I whisper. “You’re pretty smart, aren’t you?” I shake my head, clearing it of whatever just possessed me to compliment him.
He sighs, and it reminds me of why he’s telling me this stuff in the first place. I need to know as much as I can about my new “fiancé.”
“Not smart enough.” His fingers clench harder against the steering wheel. “I signed a contract for 10% of the earnings of all of the businesses I helped create for the Romanos. It was a lot of money, and I used it to invest in my own businesses. All of my businesses are under one company, Black Enterprises.”
He pauses, allowing the information to sink in. “One of the board members is trying to vote me out based on my suspected mafia ties, and he can point out my shares in Romano businesses as evidence. Even if they’re technically not illegal, those businesses are tied to the Romano family, which has a notorious reputation for organized crime dealings. They’ve mostly turned away from the hardcore stuff, but it doesn’t paint the most favorable picture of me.”
“The one that’s trying to vote you out… He’s the one that was sneering all night, right?”
Asher gives me a dry laugh. It’s amused and irritated all at once. “Yeah, that one. His name is René Toussaint. He thinks that, if the board votes me out, he’ll be promoted to CEO. The man’s after my bonus and power, and he doesn’t care how he gets it. Hell, if he can get his hands on my majority shares of the company, he won’t hesitate to take them.”
“Is there grounds for your dismissal?”
“There’s no proof that I’ve done anything illegal for the mafia, so he can’t attack me from that angle. What he’s been doing is painting me as young, inexperienced and unstable in order to prove that I’m a threat to the wellbeing of the company. It’s a smear campaign, through and through. I haven’t exactly made it hard for him, either. In the business world, I am young, which automatically makes me inexperienced to them.”
He’s only 25. Whereas I see that as something that only makes his achievements even more impressive, I can see how René can depict it negatively.
“As for my instability, all of the board members have wives, kids and homes. That’s their view of stability. I’m single, have no family, and am living in a penthouse apartment.”

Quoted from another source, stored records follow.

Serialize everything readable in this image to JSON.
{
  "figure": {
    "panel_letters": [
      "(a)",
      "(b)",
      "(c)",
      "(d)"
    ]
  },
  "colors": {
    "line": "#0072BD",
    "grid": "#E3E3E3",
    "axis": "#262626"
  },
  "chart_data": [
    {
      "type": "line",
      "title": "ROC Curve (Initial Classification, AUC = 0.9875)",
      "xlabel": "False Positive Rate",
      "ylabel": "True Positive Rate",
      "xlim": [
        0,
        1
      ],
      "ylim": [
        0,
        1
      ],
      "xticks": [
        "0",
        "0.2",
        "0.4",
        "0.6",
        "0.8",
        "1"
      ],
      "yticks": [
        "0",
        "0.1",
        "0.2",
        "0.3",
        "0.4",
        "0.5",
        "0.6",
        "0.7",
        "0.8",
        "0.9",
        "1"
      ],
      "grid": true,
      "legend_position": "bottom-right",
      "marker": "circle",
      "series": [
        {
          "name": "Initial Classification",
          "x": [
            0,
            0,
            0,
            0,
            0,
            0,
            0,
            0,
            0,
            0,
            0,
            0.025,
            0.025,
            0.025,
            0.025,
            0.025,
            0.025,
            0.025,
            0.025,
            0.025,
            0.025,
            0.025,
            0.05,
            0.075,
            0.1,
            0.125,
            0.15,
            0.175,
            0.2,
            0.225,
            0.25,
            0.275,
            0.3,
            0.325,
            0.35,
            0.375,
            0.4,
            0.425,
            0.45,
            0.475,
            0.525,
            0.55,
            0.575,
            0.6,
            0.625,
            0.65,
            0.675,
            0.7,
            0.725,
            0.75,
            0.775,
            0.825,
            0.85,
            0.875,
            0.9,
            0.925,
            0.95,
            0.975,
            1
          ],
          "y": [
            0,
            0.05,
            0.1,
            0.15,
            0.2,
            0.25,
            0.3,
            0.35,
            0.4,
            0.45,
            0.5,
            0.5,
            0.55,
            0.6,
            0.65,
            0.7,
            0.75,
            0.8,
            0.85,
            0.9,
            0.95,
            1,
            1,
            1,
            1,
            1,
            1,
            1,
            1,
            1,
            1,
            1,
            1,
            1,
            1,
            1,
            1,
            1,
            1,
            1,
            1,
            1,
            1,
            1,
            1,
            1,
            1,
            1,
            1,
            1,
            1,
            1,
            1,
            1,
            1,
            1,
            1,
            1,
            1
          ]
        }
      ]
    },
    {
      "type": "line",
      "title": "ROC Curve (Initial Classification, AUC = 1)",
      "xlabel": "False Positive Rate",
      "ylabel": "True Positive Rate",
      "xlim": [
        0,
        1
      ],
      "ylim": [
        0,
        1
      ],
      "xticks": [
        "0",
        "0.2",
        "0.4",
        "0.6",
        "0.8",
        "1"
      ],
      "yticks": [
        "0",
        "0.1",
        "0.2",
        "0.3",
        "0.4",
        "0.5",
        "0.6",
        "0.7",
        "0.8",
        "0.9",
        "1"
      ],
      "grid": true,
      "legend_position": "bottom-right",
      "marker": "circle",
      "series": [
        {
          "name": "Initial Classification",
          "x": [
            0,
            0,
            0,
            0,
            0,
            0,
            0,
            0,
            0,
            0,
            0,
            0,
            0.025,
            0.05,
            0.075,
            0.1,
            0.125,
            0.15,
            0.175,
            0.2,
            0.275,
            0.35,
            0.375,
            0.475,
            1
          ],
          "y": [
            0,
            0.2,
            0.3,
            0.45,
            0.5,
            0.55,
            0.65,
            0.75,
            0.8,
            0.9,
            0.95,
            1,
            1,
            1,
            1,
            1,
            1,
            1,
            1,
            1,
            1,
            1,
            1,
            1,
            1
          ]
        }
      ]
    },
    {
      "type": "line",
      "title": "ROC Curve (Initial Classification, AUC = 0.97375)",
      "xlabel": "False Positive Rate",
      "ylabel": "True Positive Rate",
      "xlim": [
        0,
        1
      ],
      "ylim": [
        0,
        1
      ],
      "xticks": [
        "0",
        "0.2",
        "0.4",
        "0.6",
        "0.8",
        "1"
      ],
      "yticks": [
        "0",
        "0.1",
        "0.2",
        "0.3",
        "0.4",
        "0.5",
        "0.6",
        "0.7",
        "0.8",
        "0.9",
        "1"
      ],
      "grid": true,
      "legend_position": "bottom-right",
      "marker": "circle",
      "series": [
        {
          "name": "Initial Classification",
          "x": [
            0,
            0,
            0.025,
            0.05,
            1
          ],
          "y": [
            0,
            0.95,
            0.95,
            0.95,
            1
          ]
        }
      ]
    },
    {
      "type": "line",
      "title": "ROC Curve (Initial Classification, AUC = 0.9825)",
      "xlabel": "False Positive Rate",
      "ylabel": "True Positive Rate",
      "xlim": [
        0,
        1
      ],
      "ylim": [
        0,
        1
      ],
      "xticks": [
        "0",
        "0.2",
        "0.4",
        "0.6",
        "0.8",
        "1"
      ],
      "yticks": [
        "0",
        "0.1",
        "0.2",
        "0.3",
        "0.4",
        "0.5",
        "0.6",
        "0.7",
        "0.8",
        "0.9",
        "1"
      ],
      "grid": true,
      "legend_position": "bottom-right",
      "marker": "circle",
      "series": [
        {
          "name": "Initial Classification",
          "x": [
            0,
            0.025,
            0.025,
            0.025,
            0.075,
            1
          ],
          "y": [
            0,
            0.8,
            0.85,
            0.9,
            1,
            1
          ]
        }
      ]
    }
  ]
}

“Which is where I come in,” I say, putting the pieces together. I can handle this, being involved in an office dispute rather than a mafia one.
“If I have a fiancée, René can’t argue that I don’t think about the future, that I’m not putting down roots.”
“And as a ‘ghost,’ they won’t be able to pull up any dirt on me.” I don’t bother telling him that Lucy isn’t even my real name. It’s not like I’m a criminal.
“Exactly. Couple in the fact that you attend an Ivy League and spent the last two years of your life volunteering, you’re practically a saint. You’re an even better candidate than Nicole ever was.”
I can’t help myself. “Why was she a candidate anyways?”